KKRI -- To reply to a post, use the Post Quick Reply editor/button down on the bottom of this thread, or the Post Reply button on the top/left of this thread.

Regards,

TJ


----------



## kkri49 (Mar 18, 2012)

*No Control of Interior Lighting*

Appreciate your attempt to help. Just confirmed with Bachmann that the decoder does not controll interior lights.

kkri49


----------



## NIMT (Jan 6, 2011)

Thanks TJ for the Repost,

kkri49 You have 4 options,
Option 1 Is the pits, but just leave it as is.
Option 2 Install a switch to shut off and dim the interior lights.
Both of these next 2 options Can be done by you, a local shop, or ME.
Option 3 install a 4 function decoder that would allow complete control of operation and lighting.
Option 4 Do the same as 3 with sound, While doodlebugs have a rather boring gas electric combination, it would give you a horn and bell and other sounds which is neat!


----------



## kkri49 (Mar 18, 2012)

*Options*

I appreciate the help but I need more details, if you don't mind.

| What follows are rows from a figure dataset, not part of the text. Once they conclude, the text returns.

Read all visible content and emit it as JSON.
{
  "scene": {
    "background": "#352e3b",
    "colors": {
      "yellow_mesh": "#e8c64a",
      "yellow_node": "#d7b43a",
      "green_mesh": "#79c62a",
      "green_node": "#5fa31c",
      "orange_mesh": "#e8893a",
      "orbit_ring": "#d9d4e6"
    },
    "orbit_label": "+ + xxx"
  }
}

Where would I get the switch you refer to?
Where can I find out more about the decoders for optiond 3 and 4?

kkri49


----------



## NIMT (Jan 6, 2011)

The switch option can be gotten at a radio shack, a SPST will work great for this.
There are several decoders that will work for options 3 and 4. 
Just ask what you want to know!


----------